Hedge fund and private-equity fund managers would pay higher taxes under a bill introduced today.
JUN 22, 2007
The lower capital gains tax rates now enjoyed by hedge fund and private-equity fund managers would be scrapped under a bill introduced today. If the bill is enacted, Investment managers who are paid “performance fees,” which are based on a fund’s profitability, would have to pay ordinary income tax on their fees. Currently, they pay a considerably lower 15% capital gains tax. Fourteen House Democrats, including Ways and Means Chairman Charles Rangel, D-NY, and Financial Services chairman Barney Frank, D-Mass., introduced the legislation. "Investment fund employees should not pay a lower rate of tax on their compensation for services than other Americans," said Rep.

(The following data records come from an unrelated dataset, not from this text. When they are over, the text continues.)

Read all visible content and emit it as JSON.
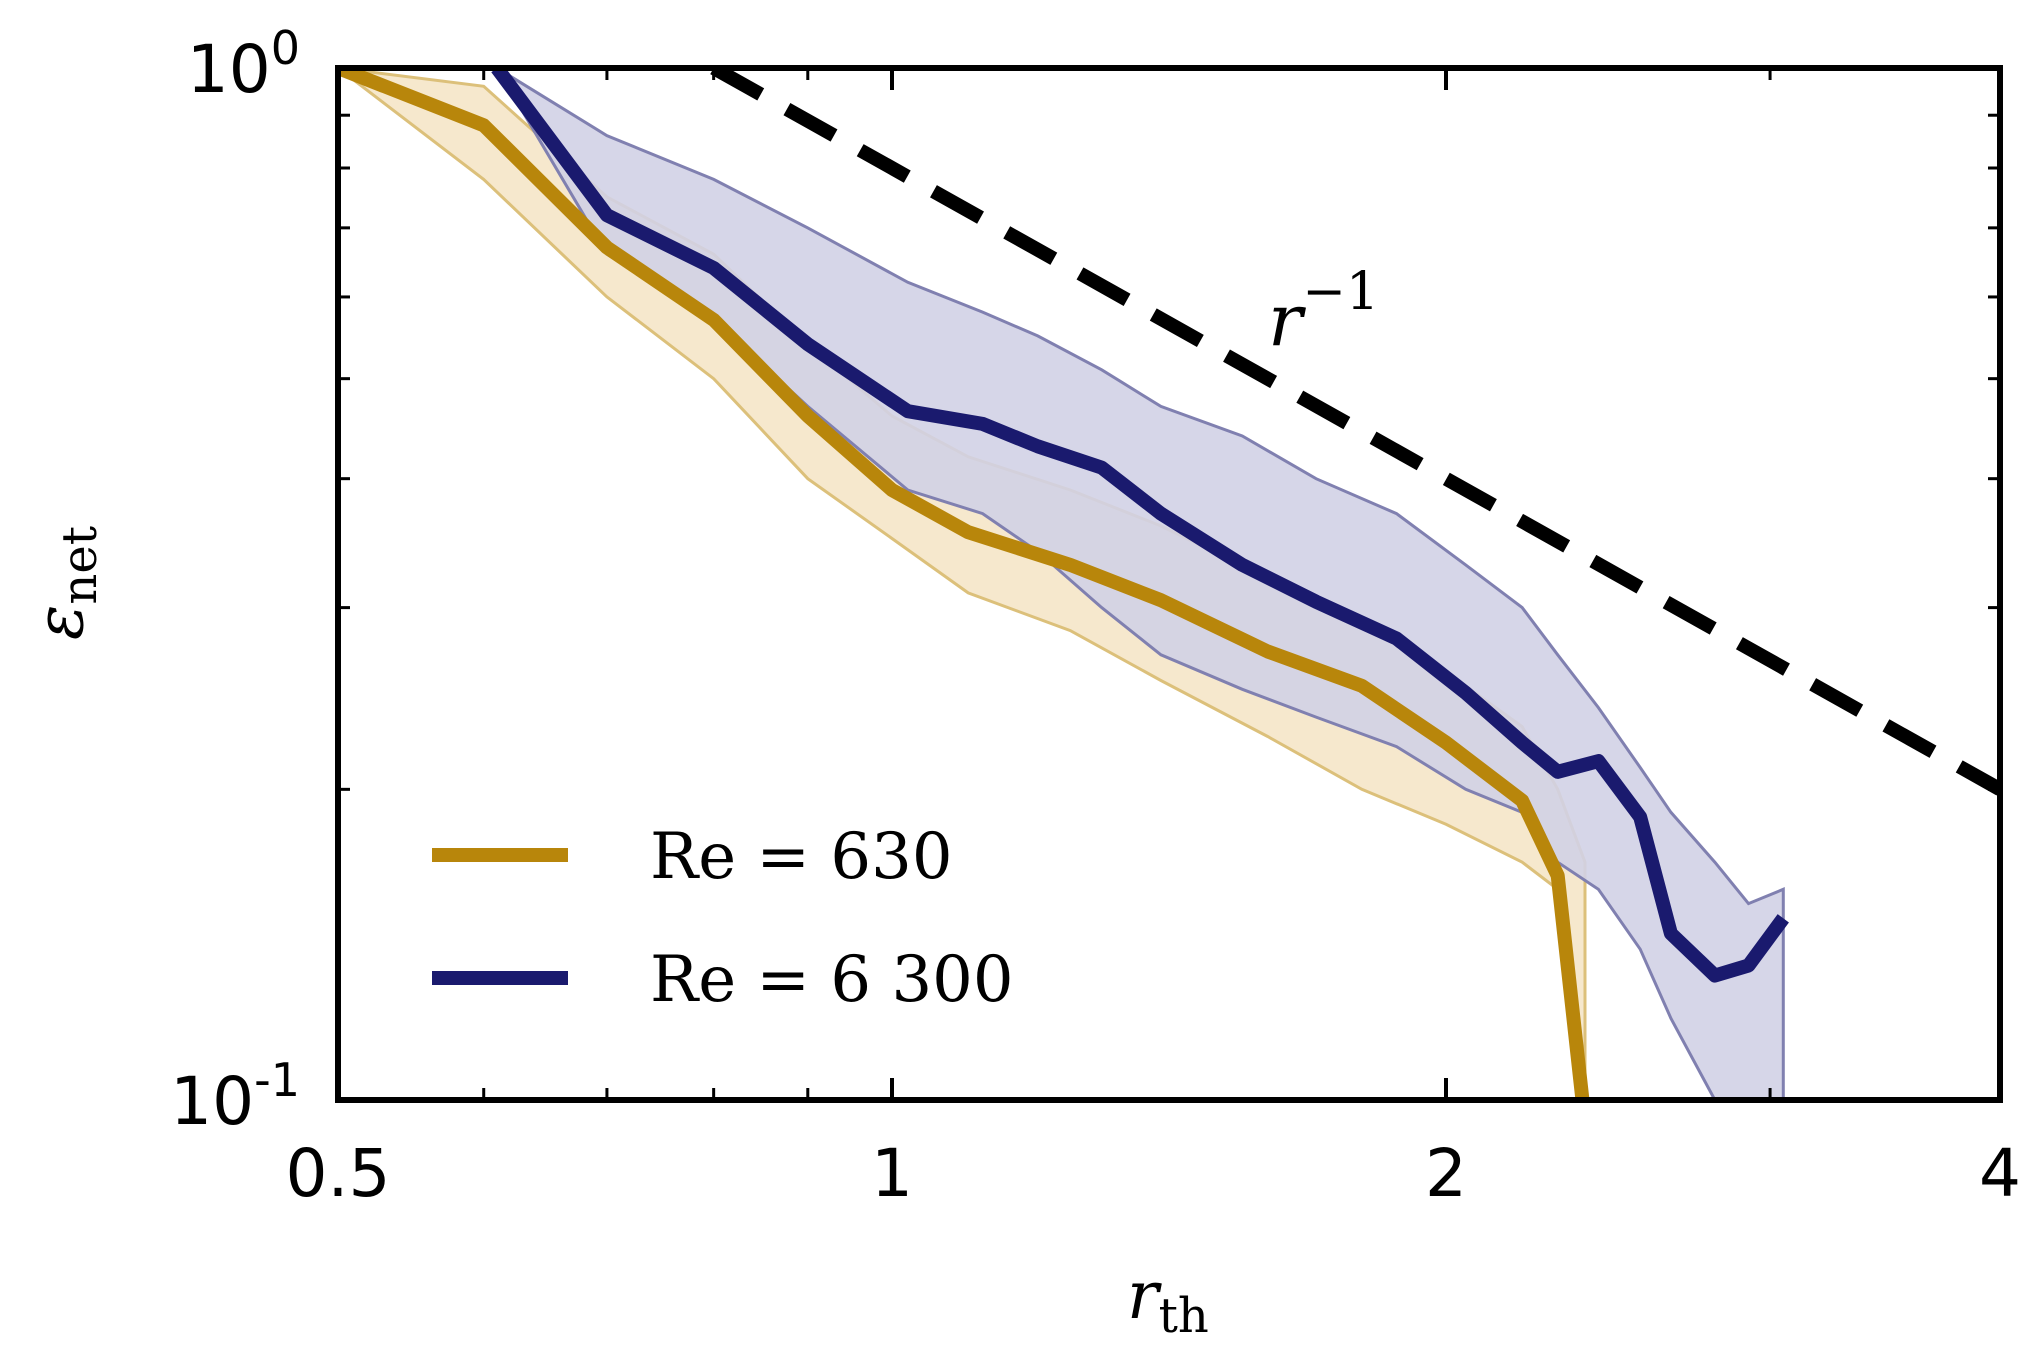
{
  "chart_data": {
    "type": "line",
    "title": "",
    "xlabel": "r",
    "xlabel_sub": "th",
    "ylabel": "ε",
    "ylabel_sub": "net",
    "xscale": "log",
    "yscale": "log",
    "xlim": [
      0.5,
      4
    ],
    "ylim": [
      0.1,
      1
    ],
    "x_ticks": [
      {
        "value": 0.5,
        "label": "0.5"
      },
      {
        "value": 1,
        "label": "1"
      },
      {
        "value": 2,
        "label": "2"
      },
      {
        "value": 4,
        "label": "4"
      }
    ],
    "y_ticks": [
      {
        "value": 1,
        "base": "10",
        "exp": "0"
      },
      {
        "value": 0.1,
        "base": "10",
        "exp": "-1"
      }
    ],
    "legend_position": "lower-left",
    "series": [
      {
        "name": "Re = 630",
        "legend_main": "Re = 630",
        "color": "#B8860B",
        "band_color": "#F5E6C8",
        "band_edge_color": "#DCC07A",
        "x": [
          0.5,
          0.6,
          0.7,
          0.8,
          0.9,
          1.0,
          1.1,
          1.25,
          1.4,
          1.6,
          1.8,
          2.0,
          2.2,
          2.3,
          2.38
        ],
        "y": [
          1.0,
          0.88,
          0.67,
          0.57,
          0.46,
          0.39,
          0.355,
          0.33,
          0.305,
          0.272,
          0.252,
          0.222,
          0.195,
          0.165,
          0.095
        ],
        "band_upper": [
          1.0,
          0.96,
          0.75,
          0.66,
          0.54,
          0.46,
          0.42,
          0.39,
          0.36,
          0.32,
          0.29,
          0.26,
          0.23,
          0.2,
          0.17
        ],
        "band_lower": [
          1.0,
          0.78,
          0.6,
          0.5,
          0.4,
          0.35,
          0.31,
          0.285,
          0.255,
          0.225,
          0.2,
          0.185,
          0.17,
          0.16,
          0.1
        ]
      },
      {
        "name": "Re = 6 300",
        "legend_main": "Re = 6 300",
        "color": "#1A1A6E",
        "band_color": "#D2D2E6",
        "band_edge_color": "#8080B0",
        "x": [
          0.61,
          0.7,
          0.8,
          0.9,
          1.02,
          1.12,
          1.2,
          1.3,
          1.4,
          1.55,
          1.7,
          1.88,
          2.05,
          2.2,
          2.3,
          2.42,
          2.55,
          2.65,
          2.8,
          2.92,
          3.05
        ],
        "y": [
          1.0,
          0.72,
          0.64,
          0.54,
          0.465,
          0.452,
          0.43,
          0.41,
          0.37,
          0.33,
          0.304,
          0.28,
          0.248,
          0.222,
          0.208,
          0.213,
          0.188,
          0.145,
          0.132,
          0.135,
          0.15
        ],
        "band_upper": [
          1.0,
          0.86,
          0.78,
          0.7,
          0.62,
          0.58,
          0.55,
          0.51,
          0.47,
          0.44,
          0.4,
          0.37,
          0.33,
          0.3,
          0.27,
          0.24,
          0.21,
          0.19,
          0.17,
          0.155,
          0.16
        ],
        "band_lower": [
          1.0,
          0.66,
          0.57,
          0.47,
          0.39,
          0.37,
          0.34,
          0.3,
          0.27,
          0.25,
          0.235,
          0.22,
          0.2,
          0.19,
          0.17,
          0.16,
          0.14,
          0.12,
          0.1,
          0.1,
          0.1
        ]
      }
    ],
    "reference_line": {
      "label_base": "r",
      "label_exp": "−1",
      "slope": -1,
      "x": [
        0.8,
        4.0
      ],
      "y": [
        1.0,
        0.2
      ],
      "color": "#000000"
    }
  }
}
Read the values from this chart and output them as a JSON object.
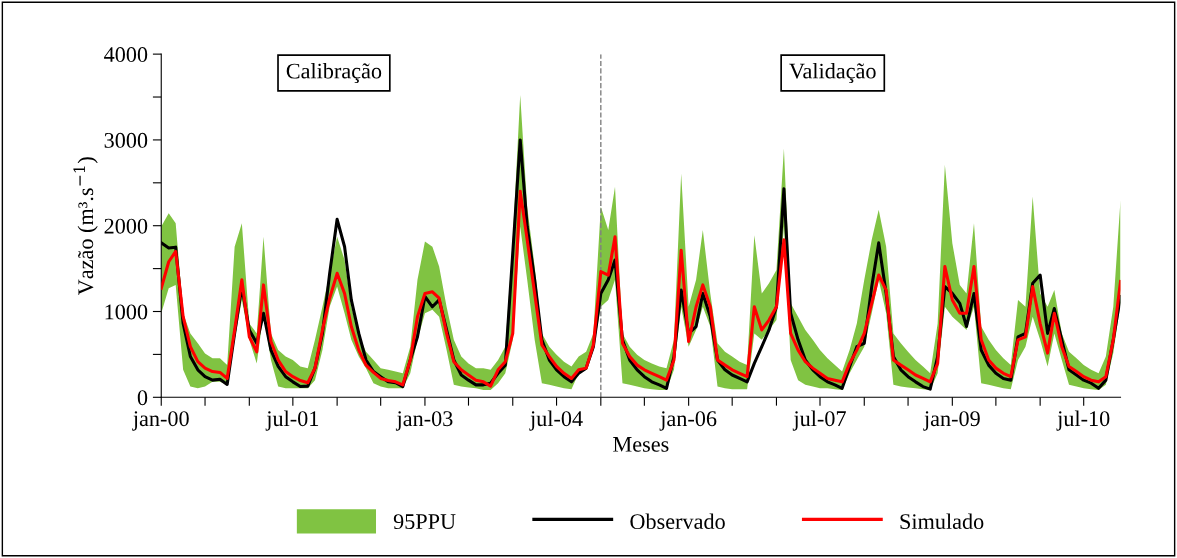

Sander Levin, D-Mich., one of the sponsors of the legislation. "These investment managers are being paid to provide a service to their limited partners, and fairness requires they be taxed at the rates applicable to service income just as any other American worker." Under the bill, any income received from a partnership, capital or otherwise, in compensation for services would be treated as ordinary income for tax purposes. The managers of investment partnerships who receive a “carried interest” as compensation would pay regular income tax rates rather than capital gains rates on the compensation. The capital gains rate would continue to apply to the extent that the managers' income represents a reasonable return on capital they have actually invested in the partnership. The Ways and Means Committee is scheduled to hold a hearing on the issue of tax fairness in July. The bill came as Blackstone Group's shares leaped more than 20 percent in the private-equity titan's $4 billion initial public stock offering.